Штырь медленно поворачивала рука. Он был с резьбой. Она кричала. Нет, оно.
Уехала вдаль. Вот по ней. Умчала. В горы высокие еленем. В камень прибежище заяцем. На желтом в черную клетку коне. На воздушном шаре в быстром крепком ветру. На деревянном ероплане, тр – в горькую синеву небес.
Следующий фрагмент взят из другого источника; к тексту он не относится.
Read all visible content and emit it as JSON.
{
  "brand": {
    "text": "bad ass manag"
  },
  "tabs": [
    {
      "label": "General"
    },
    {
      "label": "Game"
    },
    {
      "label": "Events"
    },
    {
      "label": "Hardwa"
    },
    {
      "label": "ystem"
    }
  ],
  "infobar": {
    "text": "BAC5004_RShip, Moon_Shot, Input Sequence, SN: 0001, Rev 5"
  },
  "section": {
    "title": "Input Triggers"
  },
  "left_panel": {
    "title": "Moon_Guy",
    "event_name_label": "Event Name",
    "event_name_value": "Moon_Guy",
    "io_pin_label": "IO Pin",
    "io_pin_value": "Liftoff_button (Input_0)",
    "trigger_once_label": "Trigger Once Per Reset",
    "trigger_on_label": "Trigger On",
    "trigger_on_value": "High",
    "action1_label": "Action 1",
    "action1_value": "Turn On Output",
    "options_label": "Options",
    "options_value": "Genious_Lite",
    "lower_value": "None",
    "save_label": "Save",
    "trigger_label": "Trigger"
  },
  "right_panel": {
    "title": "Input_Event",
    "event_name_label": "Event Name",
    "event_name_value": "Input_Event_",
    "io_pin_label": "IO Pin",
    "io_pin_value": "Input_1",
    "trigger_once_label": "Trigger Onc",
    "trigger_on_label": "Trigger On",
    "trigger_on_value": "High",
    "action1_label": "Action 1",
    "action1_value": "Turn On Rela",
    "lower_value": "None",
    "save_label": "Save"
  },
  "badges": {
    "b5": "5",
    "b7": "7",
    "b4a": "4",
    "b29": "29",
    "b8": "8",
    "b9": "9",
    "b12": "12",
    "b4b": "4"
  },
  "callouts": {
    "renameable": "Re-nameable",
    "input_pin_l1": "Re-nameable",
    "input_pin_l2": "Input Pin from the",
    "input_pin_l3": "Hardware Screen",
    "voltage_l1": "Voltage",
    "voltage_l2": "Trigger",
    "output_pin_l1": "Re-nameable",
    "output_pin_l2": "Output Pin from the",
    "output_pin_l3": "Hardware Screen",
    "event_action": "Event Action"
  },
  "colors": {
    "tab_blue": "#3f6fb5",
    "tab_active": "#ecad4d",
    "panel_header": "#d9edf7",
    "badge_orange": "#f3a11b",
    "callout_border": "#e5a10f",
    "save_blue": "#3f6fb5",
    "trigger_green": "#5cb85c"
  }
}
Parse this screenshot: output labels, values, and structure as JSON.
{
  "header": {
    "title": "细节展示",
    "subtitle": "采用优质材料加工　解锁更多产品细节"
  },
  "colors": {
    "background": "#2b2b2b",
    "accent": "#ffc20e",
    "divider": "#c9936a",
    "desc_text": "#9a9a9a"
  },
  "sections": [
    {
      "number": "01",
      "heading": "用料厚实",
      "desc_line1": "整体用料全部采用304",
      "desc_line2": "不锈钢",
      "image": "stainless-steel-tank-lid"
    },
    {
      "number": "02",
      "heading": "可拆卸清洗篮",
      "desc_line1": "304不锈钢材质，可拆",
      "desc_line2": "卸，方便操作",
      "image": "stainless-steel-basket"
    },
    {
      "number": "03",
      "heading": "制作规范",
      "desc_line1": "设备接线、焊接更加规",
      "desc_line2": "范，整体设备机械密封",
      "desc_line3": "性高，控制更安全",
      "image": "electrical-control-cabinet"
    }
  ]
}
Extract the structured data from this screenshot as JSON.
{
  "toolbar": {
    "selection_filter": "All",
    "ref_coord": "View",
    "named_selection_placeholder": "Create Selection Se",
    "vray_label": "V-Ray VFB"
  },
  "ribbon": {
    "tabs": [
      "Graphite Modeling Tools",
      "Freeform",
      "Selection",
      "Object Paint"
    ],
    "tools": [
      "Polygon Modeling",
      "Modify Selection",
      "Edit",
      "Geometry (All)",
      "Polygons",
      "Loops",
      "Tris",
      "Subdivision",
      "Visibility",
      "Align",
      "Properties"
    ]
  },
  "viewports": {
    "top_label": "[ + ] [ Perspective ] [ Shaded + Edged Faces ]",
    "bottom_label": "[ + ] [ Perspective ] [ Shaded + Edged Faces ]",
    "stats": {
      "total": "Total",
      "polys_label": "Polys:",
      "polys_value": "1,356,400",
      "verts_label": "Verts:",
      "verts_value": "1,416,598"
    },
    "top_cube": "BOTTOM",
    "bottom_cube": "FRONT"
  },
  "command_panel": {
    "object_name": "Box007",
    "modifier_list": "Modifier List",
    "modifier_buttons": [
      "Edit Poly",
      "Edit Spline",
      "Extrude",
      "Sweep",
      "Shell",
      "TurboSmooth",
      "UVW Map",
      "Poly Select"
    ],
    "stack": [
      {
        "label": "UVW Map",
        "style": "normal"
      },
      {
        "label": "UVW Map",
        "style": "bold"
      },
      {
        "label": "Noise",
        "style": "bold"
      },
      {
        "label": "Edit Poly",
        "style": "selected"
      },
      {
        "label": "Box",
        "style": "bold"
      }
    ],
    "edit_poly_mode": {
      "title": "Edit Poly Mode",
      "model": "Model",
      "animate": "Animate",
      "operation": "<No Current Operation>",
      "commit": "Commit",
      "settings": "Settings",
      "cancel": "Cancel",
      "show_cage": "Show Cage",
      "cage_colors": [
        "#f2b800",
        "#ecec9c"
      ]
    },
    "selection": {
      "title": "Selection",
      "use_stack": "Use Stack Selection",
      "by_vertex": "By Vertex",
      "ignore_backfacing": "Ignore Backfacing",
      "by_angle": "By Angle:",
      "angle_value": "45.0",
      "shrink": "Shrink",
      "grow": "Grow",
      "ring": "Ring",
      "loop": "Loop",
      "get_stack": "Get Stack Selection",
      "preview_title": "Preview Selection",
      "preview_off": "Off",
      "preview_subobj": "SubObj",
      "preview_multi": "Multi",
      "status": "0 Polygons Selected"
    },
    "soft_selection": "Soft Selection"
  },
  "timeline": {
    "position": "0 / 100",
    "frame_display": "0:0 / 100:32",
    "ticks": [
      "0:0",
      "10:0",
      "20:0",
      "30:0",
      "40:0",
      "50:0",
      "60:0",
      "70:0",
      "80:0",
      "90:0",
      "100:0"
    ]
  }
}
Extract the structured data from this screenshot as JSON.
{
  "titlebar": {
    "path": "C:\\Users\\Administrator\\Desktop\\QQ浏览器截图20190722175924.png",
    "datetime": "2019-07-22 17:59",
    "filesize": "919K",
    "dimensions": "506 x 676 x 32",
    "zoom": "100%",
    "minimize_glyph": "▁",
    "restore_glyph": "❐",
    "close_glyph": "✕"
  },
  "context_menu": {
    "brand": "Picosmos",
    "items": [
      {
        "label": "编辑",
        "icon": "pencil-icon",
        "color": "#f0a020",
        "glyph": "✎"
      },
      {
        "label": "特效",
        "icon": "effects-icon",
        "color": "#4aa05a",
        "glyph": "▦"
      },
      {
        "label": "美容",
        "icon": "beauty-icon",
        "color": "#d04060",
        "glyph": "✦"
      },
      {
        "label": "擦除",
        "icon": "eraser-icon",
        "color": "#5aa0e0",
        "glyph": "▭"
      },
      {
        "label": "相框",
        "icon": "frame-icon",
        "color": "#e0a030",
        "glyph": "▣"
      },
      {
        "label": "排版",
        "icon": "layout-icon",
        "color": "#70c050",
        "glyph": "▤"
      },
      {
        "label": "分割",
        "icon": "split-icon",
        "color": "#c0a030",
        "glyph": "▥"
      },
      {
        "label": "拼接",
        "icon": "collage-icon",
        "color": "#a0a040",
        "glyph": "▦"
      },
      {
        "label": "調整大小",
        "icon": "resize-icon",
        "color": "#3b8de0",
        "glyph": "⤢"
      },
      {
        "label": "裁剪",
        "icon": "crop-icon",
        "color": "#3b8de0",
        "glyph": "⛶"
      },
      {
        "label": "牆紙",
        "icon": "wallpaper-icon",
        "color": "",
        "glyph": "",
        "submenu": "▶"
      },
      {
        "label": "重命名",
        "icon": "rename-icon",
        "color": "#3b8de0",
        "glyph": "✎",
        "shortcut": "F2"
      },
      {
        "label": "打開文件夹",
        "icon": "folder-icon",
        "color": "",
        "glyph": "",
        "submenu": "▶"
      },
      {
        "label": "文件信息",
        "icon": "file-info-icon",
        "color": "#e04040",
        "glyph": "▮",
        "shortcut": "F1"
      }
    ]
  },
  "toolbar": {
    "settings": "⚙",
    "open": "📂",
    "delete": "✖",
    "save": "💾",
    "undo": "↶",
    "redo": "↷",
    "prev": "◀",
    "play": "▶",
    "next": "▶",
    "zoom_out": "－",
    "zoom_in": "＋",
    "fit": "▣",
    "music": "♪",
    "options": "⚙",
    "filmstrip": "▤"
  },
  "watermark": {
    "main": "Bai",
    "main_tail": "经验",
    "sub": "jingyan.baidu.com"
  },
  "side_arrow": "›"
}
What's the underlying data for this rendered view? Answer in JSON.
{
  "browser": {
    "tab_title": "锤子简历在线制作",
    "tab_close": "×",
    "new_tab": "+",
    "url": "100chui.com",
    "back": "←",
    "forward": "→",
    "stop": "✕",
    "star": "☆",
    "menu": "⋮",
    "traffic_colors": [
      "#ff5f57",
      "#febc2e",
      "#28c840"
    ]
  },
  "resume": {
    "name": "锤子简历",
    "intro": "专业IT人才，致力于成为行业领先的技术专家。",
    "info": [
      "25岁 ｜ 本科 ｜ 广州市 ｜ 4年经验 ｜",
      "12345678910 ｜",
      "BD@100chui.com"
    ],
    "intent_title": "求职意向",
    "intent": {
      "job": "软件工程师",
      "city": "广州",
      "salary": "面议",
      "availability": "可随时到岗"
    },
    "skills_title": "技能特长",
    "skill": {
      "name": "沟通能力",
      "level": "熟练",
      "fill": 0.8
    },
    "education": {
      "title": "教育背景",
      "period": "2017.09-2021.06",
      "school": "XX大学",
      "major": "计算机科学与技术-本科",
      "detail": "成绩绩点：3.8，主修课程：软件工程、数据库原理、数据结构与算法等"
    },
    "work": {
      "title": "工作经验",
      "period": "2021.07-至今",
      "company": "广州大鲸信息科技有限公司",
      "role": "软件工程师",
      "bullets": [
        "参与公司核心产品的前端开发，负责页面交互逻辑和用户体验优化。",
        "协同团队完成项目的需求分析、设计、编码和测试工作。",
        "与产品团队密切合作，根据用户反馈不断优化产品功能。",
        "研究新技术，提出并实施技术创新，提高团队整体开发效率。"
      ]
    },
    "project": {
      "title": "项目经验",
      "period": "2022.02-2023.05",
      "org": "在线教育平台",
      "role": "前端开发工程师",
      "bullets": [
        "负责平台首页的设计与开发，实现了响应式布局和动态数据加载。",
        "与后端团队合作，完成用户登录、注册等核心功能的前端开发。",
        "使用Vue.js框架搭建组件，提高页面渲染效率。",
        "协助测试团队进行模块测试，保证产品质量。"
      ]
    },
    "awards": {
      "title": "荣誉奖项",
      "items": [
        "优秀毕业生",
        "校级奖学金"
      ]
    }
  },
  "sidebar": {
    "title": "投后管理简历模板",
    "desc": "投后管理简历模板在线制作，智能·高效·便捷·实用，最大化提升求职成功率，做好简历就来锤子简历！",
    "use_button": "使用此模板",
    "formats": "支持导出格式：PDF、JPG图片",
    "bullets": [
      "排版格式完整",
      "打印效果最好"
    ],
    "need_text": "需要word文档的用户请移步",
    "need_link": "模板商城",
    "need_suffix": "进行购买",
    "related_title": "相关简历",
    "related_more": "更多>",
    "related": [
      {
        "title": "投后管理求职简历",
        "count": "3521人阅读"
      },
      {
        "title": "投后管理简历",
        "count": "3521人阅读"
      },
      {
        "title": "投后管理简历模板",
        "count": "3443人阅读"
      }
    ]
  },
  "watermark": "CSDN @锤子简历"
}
Ее измученность, ее старенькость, истерзанность ее – вот что мучило сердце – раз.
Ее отсутствие, вот что – два.
Много, много жизней, прожитых ею, среди них и моя – три.
Вынужденность любви к ней – вот что четыре!
Это был не тот вольный ветер, что спархивает с облака вон того, похожего на растрепанную от изумления лошадь, и не с листвы вершин, ввысь вознесенных, нет. Это была любовь, выведенная в пробирке, вдруг вспыхнувшая и разорвавшая в стеклянные брызги всё. В звонкой пахучей колючей стеключей лаборатории твоей вывела ее ты. И незаконное ее происхождение приносило дополнительную муку. Умышленность, вот.
Приезжай скорее и все-все мне объясни.
Приходи, любимая, и все сделай прозрачным. Почему мне больно каждый день? Зачем этот штырь? Что это? Возвращайся.
Май месяц – время мыть окна. Набирать тугую воду, бросать синие плески в мутное стекло. Возить сладко длинной палкой, резиной упрямо скрипеть.
Давай только сначала поправим твое лицо – уберем из него усталость прожившей пятьдесят две тысячи триста девяносто четыре и семь двенадцатых жизней – детских, взрослых, юных, молодых, средних, старых.